The report also detects structural changes:

report.missing_columns — columns present in reference but absent in current data.
report.new_columns — columns in current data that were not in the reference.

Report structure

DriftReport(
    reference_rows=1000,
    current_rows=500,
    drifted_columns_count=2,
    column_drifts={
        "age": ColumnDrift(
            column="age",
            metrics=[...],
            drift_detected=True,
            suggestions=["Consider retraining..."],
        ),
    },
    missing_columns=[],
    new_columns=["new_feature"],
)

Data format

DriftCalculator works with Polars DataFrames.

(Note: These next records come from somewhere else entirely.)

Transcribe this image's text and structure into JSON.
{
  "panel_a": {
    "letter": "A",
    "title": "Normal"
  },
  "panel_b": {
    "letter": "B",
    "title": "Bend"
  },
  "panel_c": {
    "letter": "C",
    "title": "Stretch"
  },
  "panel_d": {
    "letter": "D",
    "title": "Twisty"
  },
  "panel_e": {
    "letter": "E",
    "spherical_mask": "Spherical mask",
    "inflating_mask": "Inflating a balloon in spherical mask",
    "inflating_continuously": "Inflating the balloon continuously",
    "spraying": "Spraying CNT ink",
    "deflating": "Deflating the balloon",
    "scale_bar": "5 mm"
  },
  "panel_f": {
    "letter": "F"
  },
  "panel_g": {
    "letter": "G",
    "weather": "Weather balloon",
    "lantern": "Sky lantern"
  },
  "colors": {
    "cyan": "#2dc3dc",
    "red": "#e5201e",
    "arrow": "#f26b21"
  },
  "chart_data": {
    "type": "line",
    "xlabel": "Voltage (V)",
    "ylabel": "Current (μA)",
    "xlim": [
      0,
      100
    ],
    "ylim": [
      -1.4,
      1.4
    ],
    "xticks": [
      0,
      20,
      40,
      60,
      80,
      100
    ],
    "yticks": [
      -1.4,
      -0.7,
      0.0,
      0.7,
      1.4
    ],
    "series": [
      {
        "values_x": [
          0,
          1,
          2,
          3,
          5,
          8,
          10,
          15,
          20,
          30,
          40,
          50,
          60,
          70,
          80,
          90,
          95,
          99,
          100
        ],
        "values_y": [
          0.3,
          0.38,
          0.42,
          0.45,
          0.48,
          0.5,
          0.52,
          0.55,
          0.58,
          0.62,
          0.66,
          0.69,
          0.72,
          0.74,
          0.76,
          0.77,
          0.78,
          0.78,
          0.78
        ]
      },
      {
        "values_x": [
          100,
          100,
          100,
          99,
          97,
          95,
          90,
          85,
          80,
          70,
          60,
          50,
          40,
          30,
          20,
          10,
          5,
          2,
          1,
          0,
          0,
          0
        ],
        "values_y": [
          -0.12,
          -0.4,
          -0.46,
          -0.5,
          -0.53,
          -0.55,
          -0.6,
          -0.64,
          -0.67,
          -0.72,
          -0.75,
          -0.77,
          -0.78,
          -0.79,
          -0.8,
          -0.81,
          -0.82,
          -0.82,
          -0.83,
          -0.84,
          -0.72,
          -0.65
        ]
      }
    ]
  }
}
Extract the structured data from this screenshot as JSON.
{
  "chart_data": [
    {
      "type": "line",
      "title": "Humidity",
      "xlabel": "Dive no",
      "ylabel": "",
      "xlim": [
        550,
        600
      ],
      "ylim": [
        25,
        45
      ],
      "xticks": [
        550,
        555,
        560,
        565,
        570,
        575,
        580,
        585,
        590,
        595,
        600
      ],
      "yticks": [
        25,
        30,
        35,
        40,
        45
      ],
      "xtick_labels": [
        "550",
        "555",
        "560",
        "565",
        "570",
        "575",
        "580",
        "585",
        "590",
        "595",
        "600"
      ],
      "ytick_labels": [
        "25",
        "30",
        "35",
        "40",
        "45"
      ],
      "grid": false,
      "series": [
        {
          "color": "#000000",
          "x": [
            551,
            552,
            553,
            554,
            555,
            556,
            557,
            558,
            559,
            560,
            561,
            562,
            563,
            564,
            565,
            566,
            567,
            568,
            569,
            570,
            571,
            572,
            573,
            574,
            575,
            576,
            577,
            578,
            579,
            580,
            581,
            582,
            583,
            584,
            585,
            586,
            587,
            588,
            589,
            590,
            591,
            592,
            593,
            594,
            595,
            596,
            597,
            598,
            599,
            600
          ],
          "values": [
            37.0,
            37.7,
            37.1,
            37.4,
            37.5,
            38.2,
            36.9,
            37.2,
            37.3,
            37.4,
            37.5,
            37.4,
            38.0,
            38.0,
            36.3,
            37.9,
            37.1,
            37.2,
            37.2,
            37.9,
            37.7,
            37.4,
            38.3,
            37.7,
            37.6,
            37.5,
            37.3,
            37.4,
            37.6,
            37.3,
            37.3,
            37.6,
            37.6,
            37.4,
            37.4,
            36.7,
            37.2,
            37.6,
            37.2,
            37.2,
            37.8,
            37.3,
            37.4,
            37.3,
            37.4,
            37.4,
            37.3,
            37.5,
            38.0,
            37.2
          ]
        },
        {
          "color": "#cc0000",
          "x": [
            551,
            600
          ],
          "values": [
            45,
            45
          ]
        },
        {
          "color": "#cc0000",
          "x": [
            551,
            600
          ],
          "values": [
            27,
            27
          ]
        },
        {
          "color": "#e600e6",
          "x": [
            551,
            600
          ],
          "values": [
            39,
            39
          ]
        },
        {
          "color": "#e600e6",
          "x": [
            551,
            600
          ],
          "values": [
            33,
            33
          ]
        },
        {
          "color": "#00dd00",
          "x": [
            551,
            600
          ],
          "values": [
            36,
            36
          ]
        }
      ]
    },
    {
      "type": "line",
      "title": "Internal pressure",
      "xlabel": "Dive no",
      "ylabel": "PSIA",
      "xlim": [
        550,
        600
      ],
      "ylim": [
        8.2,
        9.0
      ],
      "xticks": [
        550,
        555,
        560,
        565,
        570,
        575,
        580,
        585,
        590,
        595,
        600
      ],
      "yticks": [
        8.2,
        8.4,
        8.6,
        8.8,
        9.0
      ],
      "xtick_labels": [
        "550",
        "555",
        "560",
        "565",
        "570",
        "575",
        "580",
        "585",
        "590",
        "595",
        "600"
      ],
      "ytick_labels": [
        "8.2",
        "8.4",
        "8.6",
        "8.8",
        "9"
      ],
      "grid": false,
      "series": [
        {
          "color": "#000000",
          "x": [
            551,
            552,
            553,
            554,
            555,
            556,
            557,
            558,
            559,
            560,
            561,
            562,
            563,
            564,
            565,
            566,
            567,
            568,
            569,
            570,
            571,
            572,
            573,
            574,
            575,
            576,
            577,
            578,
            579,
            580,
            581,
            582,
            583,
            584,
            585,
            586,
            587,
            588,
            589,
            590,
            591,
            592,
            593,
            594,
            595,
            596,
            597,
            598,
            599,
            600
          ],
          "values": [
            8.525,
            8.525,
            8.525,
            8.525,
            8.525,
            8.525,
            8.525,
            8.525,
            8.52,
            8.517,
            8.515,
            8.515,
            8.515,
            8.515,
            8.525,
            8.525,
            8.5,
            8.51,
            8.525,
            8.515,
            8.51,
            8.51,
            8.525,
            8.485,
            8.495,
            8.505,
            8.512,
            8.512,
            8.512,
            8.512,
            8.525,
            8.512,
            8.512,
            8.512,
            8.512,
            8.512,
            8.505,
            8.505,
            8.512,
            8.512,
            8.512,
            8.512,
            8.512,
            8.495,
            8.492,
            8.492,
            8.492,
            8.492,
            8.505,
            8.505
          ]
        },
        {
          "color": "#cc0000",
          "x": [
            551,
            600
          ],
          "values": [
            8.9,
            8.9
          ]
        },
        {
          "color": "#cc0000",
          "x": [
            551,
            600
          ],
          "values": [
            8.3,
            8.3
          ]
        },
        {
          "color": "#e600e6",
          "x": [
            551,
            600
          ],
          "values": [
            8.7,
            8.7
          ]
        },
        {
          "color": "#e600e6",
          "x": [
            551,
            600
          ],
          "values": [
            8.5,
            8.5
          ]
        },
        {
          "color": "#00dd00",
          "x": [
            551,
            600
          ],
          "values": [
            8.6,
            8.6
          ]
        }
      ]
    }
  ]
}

If your data is in Pandas:

import polars as pl

reference_pl = pl.from_pandas(reference_pd)
current_pl = pl.from_pandas(current_pd)

Dependencies

Drift calculation requires scipy (installed with skyulf-core by default).

Tips

Run drift detection before prediction to catch issues early.
Log drift reports over time to track gradual distribution shifts.
If drift is detected, consider retraining the model on recent data.
Non-numeric columns are currently skipped — encode them first if you need categorical drift detection.